Calculus of Variations and Geometric Measure Theory

A. De Rosa - A. Khajavirad - Y. Wang

On the power of linear programming for K-means clustering

created by derosa on 05 Feb 2024
modified on 16 Aug 2024

[BibTeX]

preprint

Inserted: 5 feb 2024
Last Updated: 16 aug 2024

Year: 2024

ArXiv: 2402.01061 PDF

Abstract:

In (SIAM J. Optim., 2022), the authors introduced a new linear programming (LP) relaxation for K-means clustering. In this paper, we further investigate both theoretical and computational properties of this relaxation.

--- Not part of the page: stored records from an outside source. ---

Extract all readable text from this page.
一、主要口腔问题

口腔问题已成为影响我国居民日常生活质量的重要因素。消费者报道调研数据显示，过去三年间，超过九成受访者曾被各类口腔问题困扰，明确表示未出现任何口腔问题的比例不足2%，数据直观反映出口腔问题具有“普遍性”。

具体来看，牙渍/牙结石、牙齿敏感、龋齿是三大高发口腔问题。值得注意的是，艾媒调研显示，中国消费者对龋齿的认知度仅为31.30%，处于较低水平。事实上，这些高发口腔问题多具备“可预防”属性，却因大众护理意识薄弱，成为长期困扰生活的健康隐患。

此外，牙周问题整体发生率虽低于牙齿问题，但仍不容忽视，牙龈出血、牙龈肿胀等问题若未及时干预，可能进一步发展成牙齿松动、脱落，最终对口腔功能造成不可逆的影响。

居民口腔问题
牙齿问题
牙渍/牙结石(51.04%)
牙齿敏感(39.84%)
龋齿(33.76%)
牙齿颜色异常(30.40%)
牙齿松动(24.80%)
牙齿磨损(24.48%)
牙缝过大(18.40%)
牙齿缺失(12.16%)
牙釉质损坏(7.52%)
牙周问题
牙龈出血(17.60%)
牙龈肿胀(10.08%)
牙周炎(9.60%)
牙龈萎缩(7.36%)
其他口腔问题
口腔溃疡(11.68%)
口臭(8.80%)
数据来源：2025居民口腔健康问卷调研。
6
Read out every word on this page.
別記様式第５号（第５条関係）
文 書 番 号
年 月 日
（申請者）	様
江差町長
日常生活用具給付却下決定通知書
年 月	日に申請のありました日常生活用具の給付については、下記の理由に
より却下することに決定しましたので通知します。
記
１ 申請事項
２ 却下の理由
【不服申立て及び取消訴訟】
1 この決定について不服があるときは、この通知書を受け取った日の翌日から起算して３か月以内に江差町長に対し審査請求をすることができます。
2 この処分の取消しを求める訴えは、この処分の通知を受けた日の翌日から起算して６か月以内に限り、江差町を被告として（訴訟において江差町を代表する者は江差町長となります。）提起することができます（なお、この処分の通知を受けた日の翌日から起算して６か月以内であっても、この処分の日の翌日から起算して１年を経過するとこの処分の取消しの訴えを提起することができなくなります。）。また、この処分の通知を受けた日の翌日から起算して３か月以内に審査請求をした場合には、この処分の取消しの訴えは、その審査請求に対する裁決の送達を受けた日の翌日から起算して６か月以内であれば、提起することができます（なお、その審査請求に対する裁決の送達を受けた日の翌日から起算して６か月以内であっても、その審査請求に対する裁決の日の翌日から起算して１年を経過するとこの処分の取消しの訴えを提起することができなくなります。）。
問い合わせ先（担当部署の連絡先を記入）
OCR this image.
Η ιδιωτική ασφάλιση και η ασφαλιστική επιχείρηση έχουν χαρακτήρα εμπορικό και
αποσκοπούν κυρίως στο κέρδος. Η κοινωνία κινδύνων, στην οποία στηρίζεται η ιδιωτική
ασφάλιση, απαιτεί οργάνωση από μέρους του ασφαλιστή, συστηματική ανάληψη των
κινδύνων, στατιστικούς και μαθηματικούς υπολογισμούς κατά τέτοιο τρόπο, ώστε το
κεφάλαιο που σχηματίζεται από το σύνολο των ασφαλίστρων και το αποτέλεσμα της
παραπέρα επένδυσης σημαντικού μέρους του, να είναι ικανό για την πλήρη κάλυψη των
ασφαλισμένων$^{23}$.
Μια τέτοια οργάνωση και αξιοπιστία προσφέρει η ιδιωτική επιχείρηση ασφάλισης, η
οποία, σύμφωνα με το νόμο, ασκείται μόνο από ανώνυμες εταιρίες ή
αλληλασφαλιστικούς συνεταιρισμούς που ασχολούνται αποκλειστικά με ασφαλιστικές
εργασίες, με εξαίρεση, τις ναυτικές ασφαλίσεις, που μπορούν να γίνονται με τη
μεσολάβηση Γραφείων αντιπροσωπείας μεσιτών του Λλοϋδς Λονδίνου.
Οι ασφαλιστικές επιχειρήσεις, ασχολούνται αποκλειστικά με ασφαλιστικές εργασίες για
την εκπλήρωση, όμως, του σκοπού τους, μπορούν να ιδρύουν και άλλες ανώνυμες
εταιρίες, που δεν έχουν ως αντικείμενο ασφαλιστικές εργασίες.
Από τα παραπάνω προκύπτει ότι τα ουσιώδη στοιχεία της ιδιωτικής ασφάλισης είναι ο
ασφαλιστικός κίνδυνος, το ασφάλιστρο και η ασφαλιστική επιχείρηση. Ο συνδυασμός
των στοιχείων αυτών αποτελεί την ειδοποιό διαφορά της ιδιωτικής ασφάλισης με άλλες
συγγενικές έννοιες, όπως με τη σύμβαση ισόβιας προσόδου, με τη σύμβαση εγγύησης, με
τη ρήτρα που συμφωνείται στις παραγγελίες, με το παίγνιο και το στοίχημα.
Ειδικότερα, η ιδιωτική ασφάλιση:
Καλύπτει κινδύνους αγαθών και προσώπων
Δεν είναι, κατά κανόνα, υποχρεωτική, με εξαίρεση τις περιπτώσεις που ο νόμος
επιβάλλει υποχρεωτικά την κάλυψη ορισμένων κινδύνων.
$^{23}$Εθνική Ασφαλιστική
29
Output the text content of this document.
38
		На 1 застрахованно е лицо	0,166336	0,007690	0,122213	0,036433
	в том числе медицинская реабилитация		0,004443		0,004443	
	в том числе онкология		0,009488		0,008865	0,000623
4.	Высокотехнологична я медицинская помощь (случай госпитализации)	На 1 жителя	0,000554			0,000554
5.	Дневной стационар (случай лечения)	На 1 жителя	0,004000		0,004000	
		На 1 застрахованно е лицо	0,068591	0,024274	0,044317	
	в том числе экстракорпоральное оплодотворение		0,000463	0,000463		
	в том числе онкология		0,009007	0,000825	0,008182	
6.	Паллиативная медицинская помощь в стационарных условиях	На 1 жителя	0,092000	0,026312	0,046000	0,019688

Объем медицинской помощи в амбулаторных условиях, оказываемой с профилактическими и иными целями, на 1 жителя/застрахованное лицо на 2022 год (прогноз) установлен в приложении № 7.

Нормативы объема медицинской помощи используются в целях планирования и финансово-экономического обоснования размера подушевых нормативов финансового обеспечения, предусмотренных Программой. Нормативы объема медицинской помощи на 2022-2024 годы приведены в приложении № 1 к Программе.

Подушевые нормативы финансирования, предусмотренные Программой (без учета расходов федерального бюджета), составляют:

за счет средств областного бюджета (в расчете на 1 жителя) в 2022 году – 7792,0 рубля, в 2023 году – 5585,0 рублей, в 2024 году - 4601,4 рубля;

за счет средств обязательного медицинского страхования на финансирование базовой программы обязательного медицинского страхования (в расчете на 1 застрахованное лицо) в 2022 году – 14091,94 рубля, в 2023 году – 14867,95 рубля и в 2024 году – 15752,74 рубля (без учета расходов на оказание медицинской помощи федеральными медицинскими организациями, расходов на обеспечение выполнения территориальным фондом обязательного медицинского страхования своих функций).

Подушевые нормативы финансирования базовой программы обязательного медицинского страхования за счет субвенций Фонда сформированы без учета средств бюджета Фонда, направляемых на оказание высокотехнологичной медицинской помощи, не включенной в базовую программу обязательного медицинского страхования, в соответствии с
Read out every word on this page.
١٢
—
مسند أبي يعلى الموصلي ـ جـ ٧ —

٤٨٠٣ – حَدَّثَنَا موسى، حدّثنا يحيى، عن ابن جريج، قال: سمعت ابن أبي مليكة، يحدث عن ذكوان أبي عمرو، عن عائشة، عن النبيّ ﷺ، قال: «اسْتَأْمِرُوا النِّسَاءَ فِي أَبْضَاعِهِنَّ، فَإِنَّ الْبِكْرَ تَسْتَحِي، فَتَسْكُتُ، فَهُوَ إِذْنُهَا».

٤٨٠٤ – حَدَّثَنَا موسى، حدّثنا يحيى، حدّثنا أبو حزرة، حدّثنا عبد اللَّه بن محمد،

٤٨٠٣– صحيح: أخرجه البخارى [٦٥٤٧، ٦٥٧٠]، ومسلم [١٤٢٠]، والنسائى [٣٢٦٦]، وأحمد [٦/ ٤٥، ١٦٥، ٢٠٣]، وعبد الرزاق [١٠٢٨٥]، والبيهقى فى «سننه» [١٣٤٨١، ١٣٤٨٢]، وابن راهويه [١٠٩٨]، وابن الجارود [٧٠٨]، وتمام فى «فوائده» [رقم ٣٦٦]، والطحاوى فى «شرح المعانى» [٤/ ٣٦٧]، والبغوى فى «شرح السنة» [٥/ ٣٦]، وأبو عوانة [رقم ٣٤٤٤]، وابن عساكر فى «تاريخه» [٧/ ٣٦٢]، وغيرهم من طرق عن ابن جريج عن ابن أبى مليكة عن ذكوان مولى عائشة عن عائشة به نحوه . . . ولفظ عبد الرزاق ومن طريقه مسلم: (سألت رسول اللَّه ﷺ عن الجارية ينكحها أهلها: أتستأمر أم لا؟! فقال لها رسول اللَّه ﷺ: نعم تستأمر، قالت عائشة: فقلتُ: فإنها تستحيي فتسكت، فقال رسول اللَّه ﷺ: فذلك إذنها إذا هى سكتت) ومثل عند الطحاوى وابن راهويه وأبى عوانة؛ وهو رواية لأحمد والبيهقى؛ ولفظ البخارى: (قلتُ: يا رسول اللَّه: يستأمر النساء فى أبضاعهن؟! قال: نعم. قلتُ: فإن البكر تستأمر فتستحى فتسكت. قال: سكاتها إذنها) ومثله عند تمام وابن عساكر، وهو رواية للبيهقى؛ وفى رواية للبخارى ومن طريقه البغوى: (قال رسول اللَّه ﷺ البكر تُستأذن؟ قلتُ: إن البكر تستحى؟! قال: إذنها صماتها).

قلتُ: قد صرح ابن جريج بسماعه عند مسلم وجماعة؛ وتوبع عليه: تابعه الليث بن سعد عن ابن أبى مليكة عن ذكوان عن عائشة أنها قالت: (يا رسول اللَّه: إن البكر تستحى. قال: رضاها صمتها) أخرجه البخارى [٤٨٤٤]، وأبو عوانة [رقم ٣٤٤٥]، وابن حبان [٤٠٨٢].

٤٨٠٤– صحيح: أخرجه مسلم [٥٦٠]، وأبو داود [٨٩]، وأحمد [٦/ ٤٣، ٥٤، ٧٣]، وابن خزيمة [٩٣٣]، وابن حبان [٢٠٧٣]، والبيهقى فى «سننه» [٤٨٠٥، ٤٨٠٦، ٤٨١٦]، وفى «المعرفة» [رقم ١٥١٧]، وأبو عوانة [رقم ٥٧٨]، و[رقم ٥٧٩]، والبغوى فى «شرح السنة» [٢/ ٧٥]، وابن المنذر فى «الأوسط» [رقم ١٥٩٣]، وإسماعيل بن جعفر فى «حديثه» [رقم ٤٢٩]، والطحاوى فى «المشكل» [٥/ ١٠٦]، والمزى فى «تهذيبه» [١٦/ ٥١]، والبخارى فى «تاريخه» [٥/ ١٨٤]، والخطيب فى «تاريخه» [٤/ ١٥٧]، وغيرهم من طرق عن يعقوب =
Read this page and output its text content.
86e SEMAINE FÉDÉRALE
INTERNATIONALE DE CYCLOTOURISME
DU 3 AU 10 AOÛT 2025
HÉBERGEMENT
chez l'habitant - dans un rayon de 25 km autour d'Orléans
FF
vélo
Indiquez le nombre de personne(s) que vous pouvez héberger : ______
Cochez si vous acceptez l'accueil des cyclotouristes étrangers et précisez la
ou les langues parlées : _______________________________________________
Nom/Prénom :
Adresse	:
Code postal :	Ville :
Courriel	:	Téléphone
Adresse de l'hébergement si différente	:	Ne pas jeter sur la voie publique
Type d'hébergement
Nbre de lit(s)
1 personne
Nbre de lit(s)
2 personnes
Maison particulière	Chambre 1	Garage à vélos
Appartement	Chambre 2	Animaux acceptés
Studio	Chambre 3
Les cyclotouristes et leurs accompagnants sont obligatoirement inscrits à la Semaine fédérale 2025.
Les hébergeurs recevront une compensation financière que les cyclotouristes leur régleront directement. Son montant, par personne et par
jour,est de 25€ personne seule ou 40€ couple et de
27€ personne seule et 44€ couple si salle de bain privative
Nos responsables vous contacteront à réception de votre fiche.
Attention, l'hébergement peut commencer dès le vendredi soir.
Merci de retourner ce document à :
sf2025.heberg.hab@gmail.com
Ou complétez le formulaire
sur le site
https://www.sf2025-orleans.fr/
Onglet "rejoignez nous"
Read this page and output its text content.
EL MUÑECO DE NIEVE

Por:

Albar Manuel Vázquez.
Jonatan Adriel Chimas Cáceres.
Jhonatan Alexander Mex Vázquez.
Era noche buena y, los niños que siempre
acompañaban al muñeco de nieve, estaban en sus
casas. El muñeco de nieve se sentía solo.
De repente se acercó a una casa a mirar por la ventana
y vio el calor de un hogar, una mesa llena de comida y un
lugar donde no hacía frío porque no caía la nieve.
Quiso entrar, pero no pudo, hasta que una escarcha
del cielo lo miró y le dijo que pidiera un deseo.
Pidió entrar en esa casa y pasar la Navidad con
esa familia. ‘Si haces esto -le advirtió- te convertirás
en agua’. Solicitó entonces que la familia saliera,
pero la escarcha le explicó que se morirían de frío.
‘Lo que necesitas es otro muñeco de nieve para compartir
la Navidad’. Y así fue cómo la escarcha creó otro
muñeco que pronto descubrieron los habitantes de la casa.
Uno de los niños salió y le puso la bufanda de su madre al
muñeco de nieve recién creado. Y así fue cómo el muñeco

As evident from our numerical experiments with both synthetic real-world data sets, the proposed LP relaxation is almost always tight; i.e. its optimal solution is feasible for the original nonconvex problem. To better understand this unexpected behaviour, on the theoretical side, we focus on K-means clustering with two clusters, and we obtain sufficient conditions under which the LP relaxation is tight. We further analyze the sufficient conditions when the input is generated according to a popular stochastic model and obtain recovery guarantees for the LP relaxation. We conclude our theoretical study by constructing a family of inputs for which the LP relaxation is never tight. Denoting by $n$ the number of data points to be clustered, the LP relaxation contains $\Omega(n^3)$ inequalities making it impractical for large data sets. To address the scalability issue, by building upon a cutting-plane algorithm together with the GPU implementation of PDLP, a first-order method LP solver, we develop an efficient algorithm that solves the proposed LP and hence the K-means clustering problem, for up to $n \leq 4000$ data points.